La nécessité d’une réglementation mondiale efficace a été réitérée par les parties au Protocole de Londres dans une déclaration d’octobre 2023. déclaration qui a reconnu la capacité des technologies de géo-ingénierie marine à provoquer des « effets délétères généralisés, durables ou graves » et a mis en garde contre leur déploiement.
Les tentatives de monétiser les technologies de captage du carbone marin avant même que leur efficacité et leurs impacts ne soient établis sont une autre source d’inquiétude.
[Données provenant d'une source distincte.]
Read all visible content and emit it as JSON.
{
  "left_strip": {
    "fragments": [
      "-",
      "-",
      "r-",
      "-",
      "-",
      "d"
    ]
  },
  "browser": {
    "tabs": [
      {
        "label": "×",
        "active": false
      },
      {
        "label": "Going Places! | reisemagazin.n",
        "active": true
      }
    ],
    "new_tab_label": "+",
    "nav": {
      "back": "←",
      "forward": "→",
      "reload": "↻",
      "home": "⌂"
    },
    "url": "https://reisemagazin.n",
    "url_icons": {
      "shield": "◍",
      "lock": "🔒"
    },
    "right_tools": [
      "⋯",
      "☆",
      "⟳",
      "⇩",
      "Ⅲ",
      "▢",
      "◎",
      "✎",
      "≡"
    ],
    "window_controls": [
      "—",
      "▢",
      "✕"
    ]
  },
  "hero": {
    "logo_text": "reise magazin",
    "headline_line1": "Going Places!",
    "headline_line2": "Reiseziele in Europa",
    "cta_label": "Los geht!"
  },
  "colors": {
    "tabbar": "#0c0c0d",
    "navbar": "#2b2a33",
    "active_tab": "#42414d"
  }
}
Les entreprises et les startups de ce domaine émergent vendent déjà crédits carboneprivilégiant ainsi le profit plutôt que la précaution. Pire encore, certaines de ces startups sont financièrement soutenu par les entreprises de combustibles fossiles.
Les océans sont les meilleurs alliés de l’humanité dans la lutte contre le changement climatique. Nous ne pouvons pas nous permettre de manipuler ces écosystèmes vitaux et complexes, surtout si cela nous détourne de l’impératif urgent d’éliminer progressivement les combustibles fossiles. Pour protéger les écosystèmes qui soutiennent toute vie sur Terre, nous devons limiter les expériences de géo-ingénierie marine et empêcher le déploiement de ces technologies.